According to the Daily Californian and the Los Angeles Times, the University of California at Berkeley (UCB) has just settled a free-speech lawsuit involving discrimination against student groups that brought in conservative speakers. Click on screenshot below to see the Daily Cal piece (that’s the UCB student paper):
The first speakers at issue were Ann Coulter, Milo Yiannopoulos, and David Horowitz (invited as part of a mass event), with at least the first two, in my view, not even deserving an invitation. But they were invited by student groups—the Young Americans for Freedom, a conservative student group, as well as the Berkeley College Republicans—and so deserved to speak. Because an earlier visit by Yiannopoulos led to rioting in the streets by his opponents, producing damages of several hundred thousand dollars, UCB decided to impose extra fees on groups who invited speakers thought to require extra security. This was codified in UCB’s “Major Events Policy“:
The first lawsuit maintained that UCB was violating students’ First Amendment Rights by imposing these extra fees (one could call them “a GOP tax”) on controversial speakers, who, of course, are most likely to be conservative. This could be said to constitute a form of “viewpoint discrimination.”
That suit was dismissed in October of last year, but was refiled, including Ben Shapiro as another speaker for whom onerous protection fees were asked. The U.S. Department of Justice filed a “statement of interest” supporting the conservative plaintiffs, and, before the issue went to court, UCB agreed to settle the case.
Here are the settlement terms as reported by the Washington Examiner:
In the settlement, UC Berkeley agreed to the following terms set by YAF:
- Pay YAF $70,000. [JAC: I believe this is for lawyer’s fees]
- Rescind the unconstitutional “High-Profile Speaker Policy.”
- Rescind the viewpoint-discriminatory security fee policy.

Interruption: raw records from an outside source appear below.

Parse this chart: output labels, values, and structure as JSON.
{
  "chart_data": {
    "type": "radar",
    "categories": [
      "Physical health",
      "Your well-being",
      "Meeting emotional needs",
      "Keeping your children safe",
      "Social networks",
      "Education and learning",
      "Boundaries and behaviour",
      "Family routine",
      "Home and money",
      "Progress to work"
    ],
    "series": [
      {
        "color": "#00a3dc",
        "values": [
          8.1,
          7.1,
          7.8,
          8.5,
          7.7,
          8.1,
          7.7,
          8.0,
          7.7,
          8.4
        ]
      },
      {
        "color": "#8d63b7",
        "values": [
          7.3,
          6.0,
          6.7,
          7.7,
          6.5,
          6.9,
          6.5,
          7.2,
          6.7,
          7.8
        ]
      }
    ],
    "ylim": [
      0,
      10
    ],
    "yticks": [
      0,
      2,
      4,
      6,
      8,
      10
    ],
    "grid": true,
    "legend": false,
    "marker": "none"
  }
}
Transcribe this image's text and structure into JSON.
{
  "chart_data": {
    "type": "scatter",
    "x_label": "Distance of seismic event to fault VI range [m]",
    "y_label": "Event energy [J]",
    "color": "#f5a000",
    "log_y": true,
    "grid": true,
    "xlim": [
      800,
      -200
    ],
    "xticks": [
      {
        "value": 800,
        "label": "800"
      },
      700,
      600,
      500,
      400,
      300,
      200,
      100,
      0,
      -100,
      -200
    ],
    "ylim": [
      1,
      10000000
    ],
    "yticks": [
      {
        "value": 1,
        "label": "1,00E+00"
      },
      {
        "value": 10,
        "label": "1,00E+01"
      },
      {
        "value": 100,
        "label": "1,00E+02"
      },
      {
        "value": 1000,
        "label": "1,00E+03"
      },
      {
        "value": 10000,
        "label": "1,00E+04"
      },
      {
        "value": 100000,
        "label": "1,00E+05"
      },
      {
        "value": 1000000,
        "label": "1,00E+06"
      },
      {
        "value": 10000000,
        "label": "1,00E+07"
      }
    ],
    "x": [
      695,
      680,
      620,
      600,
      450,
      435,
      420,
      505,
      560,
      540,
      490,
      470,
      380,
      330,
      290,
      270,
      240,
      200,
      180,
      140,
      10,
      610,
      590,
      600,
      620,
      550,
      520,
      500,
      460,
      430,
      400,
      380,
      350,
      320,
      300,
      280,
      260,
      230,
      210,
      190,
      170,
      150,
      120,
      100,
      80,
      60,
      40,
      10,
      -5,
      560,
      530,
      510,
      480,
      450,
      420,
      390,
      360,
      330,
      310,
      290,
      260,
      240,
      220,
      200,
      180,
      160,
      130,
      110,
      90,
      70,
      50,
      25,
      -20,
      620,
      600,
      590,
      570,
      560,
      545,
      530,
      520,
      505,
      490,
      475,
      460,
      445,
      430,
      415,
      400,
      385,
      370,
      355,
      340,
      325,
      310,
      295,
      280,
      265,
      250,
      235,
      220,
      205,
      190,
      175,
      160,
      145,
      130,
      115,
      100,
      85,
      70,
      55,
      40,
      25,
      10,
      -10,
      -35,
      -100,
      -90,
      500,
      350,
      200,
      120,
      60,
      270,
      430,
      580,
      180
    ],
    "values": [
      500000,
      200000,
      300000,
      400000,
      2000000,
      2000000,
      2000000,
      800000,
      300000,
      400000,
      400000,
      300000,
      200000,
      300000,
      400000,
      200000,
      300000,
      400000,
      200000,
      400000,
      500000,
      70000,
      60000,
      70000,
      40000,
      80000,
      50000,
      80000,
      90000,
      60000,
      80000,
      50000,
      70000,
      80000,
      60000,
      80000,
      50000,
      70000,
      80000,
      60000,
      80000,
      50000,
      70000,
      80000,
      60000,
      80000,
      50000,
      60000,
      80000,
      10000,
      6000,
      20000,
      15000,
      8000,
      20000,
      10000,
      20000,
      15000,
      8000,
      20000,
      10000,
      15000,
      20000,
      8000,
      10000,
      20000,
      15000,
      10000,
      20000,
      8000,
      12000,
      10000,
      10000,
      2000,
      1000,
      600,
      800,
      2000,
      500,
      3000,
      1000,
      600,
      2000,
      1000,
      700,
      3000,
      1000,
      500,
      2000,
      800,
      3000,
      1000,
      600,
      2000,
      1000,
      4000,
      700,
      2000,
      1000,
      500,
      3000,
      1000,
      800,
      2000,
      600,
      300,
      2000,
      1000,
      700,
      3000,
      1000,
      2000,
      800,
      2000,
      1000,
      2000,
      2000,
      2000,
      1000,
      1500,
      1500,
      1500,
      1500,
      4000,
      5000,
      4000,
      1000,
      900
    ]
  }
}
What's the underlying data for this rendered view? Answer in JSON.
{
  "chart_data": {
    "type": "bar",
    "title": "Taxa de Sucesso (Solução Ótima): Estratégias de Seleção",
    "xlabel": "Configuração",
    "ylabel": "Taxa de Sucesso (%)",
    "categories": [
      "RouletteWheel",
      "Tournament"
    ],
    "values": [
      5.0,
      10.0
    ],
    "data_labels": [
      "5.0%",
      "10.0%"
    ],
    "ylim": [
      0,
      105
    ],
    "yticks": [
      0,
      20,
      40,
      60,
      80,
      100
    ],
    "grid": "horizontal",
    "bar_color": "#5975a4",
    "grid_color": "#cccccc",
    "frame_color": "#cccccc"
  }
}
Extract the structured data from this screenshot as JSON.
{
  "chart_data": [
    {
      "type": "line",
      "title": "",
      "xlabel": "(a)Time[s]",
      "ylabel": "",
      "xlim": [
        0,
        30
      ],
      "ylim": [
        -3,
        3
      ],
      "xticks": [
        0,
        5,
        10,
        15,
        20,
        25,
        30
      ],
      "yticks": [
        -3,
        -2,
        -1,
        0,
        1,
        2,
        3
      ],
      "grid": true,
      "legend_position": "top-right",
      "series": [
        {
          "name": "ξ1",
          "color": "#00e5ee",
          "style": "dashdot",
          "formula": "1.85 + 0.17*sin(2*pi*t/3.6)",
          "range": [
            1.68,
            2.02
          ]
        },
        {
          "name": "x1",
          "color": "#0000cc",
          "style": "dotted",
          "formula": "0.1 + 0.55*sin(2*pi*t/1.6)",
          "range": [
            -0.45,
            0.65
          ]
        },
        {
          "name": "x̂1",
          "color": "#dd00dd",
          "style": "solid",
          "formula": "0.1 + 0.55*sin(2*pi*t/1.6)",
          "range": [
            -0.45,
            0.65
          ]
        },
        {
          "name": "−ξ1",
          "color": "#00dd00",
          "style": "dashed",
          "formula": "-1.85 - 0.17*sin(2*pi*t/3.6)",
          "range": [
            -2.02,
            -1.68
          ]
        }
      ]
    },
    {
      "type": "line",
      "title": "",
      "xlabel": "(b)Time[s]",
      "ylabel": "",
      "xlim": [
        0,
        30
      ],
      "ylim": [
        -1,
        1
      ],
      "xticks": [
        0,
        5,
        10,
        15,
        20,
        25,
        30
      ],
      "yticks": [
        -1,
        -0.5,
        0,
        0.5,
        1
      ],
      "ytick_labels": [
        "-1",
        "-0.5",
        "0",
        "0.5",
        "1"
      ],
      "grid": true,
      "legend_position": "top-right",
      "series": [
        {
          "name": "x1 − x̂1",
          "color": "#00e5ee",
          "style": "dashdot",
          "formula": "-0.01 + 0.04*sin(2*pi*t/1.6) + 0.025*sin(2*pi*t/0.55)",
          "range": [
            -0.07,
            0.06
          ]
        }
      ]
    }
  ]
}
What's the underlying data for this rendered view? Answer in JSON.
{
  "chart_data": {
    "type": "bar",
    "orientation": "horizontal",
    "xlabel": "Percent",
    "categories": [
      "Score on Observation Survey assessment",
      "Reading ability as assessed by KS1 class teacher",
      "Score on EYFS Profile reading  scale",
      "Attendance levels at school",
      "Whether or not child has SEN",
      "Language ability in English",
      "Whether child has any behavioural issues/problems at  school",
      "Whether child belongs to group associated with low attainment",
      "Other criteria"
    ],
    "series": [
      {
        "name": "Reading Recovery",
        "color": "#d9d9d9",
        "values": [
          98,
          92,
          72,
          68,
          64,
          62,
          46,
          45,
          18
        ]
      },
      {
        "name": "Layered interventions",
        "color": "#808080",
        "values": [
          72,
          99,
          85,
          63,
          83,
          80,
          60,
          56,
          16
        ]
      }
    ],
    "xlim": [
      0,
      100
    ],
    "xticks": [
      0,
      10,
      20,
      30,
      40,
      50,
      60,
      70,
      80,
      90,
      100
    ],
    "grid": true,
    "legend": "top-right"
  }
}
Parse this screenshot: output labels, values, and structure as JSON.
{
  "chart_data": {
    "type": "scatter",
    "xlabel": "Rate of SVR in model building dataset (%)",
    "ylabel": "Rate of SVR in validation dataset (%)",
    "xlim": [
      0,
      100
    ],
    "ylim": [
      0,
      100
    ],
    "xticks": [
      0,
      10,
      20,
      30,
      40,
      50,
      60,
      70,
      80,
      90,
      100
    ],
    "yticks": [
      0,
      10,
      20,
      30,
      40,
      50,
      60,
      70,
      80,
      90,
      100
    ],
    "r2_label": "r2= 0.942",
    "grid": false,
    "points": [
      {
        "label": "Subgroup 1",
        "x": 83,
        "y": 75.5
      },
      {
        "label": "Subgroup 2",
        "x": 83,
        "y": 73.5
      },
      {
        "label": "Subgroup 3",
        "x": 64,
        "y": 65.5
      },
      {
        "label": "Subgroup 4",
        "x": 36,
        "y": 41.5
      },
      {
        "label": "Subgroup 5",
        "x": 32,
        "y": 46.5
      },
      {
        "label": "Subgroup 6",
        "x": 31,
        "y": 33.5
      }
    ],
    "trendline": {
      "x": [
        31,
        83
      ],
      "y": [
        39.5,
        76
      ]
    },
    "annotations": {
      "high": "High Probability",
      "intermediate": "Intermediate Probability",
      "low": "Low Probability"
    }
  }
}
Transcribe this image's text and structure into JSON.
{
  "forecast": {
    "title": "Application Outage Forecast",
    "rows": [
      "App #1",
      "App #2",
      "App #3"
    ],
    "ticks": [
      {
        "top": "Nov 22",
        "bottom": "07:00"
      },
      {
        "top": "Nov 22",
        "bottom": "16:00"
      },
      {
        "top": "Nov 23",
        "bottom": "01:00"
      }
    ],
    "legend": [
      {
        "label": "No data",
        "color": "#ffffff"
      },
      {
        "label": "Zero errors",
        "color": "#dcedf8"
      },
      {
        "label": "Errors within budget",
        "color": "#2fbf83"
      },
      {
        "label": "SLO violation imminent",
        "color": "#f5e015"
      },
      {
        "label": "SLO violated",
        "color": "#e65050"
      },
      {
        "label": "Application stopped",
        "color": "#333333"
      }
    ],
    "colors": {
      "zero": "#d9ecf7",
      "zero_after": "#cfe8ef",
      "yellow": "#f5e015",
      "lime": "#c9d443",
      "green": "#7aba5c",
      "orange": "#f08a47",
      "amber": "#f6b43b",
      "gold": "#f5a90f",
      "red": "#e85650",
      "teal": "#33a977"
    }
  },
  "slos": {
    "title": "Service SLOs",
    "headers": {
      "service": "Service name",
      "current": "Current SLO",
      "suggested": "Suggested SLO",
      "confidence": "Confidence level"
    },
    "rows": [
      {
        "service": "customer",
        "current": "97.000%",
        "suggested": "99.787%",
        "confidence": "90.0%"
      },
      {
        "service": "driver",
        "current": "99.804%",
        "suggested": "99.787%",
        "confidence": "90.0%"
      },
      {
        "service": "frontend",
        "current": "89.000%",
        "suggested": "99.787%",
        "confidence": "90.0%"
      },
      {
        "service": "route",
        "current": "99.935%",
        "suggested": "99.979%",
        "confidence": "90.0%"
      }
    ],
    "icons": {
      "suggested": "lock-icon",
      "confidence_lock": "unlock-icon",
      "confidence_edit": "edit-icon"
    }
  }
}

- Abolish its heckler’s veto — protesters will no longer be able to shut down conservative expression.
Under these terms, UC Berkeley will no longer be allowed to place a 3 p.m. curfew on conservative events or relegate conservative speakers to remote or inconvenient lecture halls on campus while giving left-leaning speakers access to preferred parts of campus. [JAC: yes, they did this]
YAF and UC Berkeley also agreed to a “fee schedule” that treats all students, student groups, and speakers equally. Unless students are handling money or serving alcohol at an event, there will not be a need for security fees.
The “High-Profile Speaker Policy” was unwritten, but it was presumably UCB’s policy of raising security fees for “high profile” conservative speakers.
Although UCB denies that it engaged in any viewpoint discrimination, it’s hard to see this as anything other than a loss for UCB and a win for free speech. Even though I’m not a fan of any of the speakers the YAF and BCR invited, it’s hard to disagree with their lawyer’s statement, “This landmark settlement means that all students at UC Berkeley now have the exciting opportunity to hear a variety of viewpoints on campus without the artificial tax of security fees selectively imposed on disfavored speech.”
It’s ironic that UCB, where the Free Speech Movement started, was fighting this issue from the outset. It’s clearly wrong, and probably unconstitutional, to charge student groups more when a controversial speaker is invited, especially when those speakers are almost invariably conservatives. Strict application of that policy would have the effect of eliminating conservative speakers from campus, simply because campus and city security couldn’t control the rampages of those on the left who insisted in violent protests and “deplatforming” unwanted speakers.